Il y a quelques décennies, le Trouble développemental du langage (TDL), mécompris, condamnait 7% de la population à être fiché comme « l’idiot du village », selon une mère d’un enfant dysphasique, Julie Bolduc. Aujourd’hui mieux compris, mais toujours peu connu, ce handicap invisible, qu’on appelle également dysphasie, continue de rendre plus difficile l’alphabétisation, l’apprentissage scolaire, les amitiés et le bien-être émotionnel pour des centaines de milliers de Québécois.
« La dysphasie c’est un handicap invisible, donc impossible à apercevoir, qui va limiter la compréhension et l’expression du langage chez certaines personnes. Ça cause des difficultés à l’école, des problèmes d’estime de soi et de l’isolement. Il est souvent aussi difficile d’exprimer une idée, que ce l’est pour en comprendre une autre. Ce ne sont pas des gens stupides pour autant », explique la coordonnatrice de l’Association québécoise de la dysphasie au Saguenay-Lac-Saint-Jean (02), Désirée Blain.

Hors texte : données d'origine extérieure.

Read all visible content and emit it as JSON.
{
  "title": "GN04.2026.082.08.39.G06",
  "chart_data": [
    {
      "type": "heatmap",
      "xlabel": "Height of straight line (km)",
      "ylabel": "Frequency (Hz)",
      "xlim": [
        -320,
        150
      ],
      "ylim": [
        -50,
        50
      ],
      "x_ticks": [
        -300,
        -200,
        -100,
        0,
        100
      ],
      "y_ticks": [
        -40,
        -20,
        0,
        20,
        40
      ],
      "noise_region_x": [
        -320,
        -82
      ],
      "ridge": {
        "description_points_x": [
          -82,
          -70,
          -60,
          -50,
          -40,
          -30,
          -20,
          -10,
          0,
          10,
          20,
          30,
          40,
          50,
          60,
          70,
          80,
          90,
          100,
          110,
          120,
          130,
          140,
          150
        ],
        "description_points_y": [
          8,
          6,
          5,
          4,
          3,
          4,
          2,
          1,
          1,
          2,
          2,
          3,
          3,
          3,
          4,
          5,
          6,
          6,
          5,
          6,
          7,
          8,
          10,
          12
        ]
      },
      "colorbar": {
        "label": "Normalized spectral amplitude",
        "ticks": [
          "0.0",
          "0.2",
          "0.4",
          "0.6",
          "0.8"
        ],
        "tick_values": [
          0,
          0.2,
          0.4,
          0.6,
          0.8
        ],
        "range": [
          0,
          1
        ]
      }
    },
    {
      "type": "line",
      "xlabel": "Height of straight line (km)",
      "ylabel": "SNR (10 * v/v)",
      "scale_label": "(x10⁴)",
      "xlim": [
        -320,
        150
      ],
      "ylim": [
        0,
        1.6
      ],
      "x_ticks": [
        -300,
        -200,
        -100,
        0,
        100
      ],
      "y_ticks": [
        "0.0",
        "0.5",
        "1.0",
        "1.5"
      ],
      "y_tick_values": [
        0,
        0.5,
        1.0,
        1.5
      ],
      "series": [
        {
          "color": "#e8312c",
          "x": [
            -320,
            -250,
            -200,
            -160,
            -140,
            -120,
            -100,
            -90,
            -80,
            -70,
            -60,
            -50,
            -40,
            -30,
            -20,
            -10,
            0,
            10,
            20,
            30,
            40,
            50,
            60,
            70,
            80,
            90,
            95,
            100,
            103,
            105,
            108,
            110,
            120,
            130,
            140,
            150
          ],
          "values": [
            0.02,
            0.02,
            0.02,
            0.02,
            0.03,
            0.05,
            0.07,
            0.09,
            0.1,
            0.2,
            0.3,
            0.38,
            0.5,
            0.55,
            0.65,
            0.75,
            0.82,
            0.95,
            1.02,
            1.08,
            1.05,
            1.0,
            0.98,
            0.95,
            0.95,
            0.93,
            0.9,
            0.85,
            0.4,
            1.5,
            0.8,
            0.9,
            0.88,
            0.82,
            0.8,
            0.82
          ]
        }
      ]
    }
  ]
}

Pour cette dernière, il est certain que le TDL reste un trouble peu connu et peu abordé avec les enseignants, qui sont aux premières loges pour constater les difficultés qu’il engendre. « Il y a une directrice d’une autre association comme la nôtre, qui est maman d’un enfant dysphasique, et qui s’est fait dire par le personnel scolaire qu’il fallait potentiellement revoir le diagnostic de son enfant. La raison était simple, il allait obtenir plus de ressources s’il était finalement autiste, alors qu’il a un TDL », raconte-t-elle.
La dysphasie est souvent accompagnée d’autres troubles ou handicaps, ce qui influence grandement l’approche préconisée pour aider. Toutefois, dans l’écrasante majorité des cas, une évaluation et un suivi chez un orthophoniste sont recommandés.
Le TDL a connu plusieurs noms dans son histoire. Le terme dysphasie, encore utilisé, n’est techniquement plus celui priorisé depuis 2016. Le terme audi-mutité a également été utilisé par le passé.
À L’école
Selon Désirée Blain, les personnes ayant un TDL varient énormément en sévérité, ce qui détermine les difficultés vécues au quotidien. « On a des cas qui obtiennent leur diplôme et qui sont capables d’aller au cégep. Pour d’autres, c’est bien plus difficile et ce serait impossible de penser les voir continuer leurs études », explique-t-elle.
«Souvent, on va modifier le parcours des apprentissages des jeunes dysphasiques. Ça fait en sorte que plusieurs entrent au secondaire sans avoir les apprentissages primaires requis pour obtenir son secondaire cinq. On va essayer de les orienter vers les DEP généralement », mentionne Mme Blain.
Pour Julie Bolduc, membre de l’association depuis plusieurs années et maman d’un adolescent dysphasique de 12 ans, le trouble de son fils occupe une partie importante de sa vie. « Avec mon Guillaume, il faut toujours tout répéter 10 à 20 fois, au minimum. Sinon, il ne comprend pas », rapporte la mère.
Selon elle, c’est à l’école que les difficultés de son fils paraissent le plus. « Les enseignants en général savent quoi faire pour développer le langage. Il faut décortiquer le plus possible, répéter et aller valider sa compréhension avec lui », explique Julie Bolduc.
Le problème, selon elle, est que les personnes dysphasiques ont tendance à vouloir passer inaperçues et répondre « oui » à la question « avez-vous bien compris ? ». « Il est arrivé qu’on me dise que mon fils comprennait quelque chose dont je voyais qu’il n’y comprenait rien », souligne la maman de Guillaume.
Il est important « d’y aller étape par étape », selon ce qu’a appris avec les années Julie Bolduc. En communiquant à une personne atteinte de dysphasie, il ne faut pas mentionner trop d’éléments en même temps, car il est trop facile pour eux de les confondre et d’ultimement ne pas comprendre le message communiqué.